Legislation has been introduced in the House to stop attempts by the EPA and the Army Corps of Engineers to expand federal power under the Clean Water Act and extend the government’s regulatory reach to every ditch, puddle and pond in the country. The bill – H.R. 4965 – was introduced by leaders of the Transportation and Infrastructure Committee and the Agriculture Committee. It would prohibit the Obama Administration from finalizing or implementing the EPA and Corps Clean Water Act guidance to broaden the scope of federal jurisdiction under the Act.
Ag Committee Chair Frank Lucas says the new authorities granted in this guidance would mean farm ponds, stock tanks and seasonal runoff ditches could conceivably be included under new regulations. He says the economic impact on farmers, ranchers and rural communities would be devastating. Lucas says the President and his EPA must stop the pattern of over-regulation and intrusion into individual and state rights.
Transportation and Infrastructure Committee Chair John Mica says the Administration is doing everything it can to increase costs and regulatory burdens for American businesses, farmers and individual property owners. He notes this federal jurisdiction grab has been opposed by Congress for years – and says the Obama Administration and its agencies are ignoring law and rulemaking procedures in order to tighten the regulatory grip over every water body in the nation. According to Mica – the Administration needs to realize it’s not above the law.
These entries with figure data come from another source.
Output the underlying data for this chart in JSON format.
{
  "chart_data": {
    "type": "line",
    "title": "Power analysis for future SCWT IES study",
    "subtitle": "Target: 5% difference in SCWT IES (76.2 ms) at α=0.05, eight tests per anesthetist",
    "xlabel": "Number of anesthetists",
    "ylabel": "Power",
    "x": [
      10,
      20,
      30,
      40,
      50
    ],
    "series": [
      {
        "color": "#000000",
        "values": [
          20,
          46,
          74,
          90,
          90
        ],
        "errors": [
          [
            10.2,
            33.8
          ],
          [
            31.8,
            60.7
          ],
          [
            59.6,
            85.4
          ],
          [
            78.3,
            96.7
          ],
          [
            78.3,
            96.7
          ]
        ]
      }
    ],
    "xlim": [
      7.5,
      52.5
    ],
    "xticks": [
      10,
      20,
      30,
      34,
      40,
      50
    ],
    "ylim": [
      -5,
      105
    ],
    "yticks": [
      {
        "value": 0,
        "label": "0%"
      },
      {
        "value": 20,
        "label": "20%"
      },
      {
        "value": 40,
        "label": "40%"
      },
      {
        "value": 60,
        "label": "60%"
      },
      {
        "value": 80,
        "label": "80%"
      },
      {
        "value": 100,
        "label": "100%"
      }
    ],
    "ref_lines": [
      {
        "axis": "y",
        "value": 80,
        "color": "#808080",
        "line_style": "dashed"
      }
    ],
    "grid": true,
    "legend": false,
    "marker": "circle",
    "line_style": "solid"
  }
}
NCBA Supports Measure to Stop Clean Water Act Manipulation
The legislation introduced Friday to prevent the EPA and the Army Corps of Engineers from using their clean water guidance to expand the regulatory regime under the Clean Water Act has the support of the National Cattlemen’s Beef Association and the Public Lands Council. According to NCBA President J.D. Alexander – the Administration has used guidance documents as opposed to going through the rulemaking process – which allows government officials to bypass the consideration of legal, economic and unintended consequences. While the guidance claims to provide clarity and certainty to landowners – PLC President John Falen says the only thing livestock producers can be clear and certain about if the guidance is finalized is more federal regulation and costly permits.
Despite three Supreme Court rulings and a letter from 170 members of Congress opposing the guidance – Alexander says EPA and the Corps have crowned themselves kings of every drop of water in the country. He says the bill introduced by the leaders of the Transportation and Infrastructure Committee and the Agriculture Committee is the best path forward in preventing the guidance from becoming reality.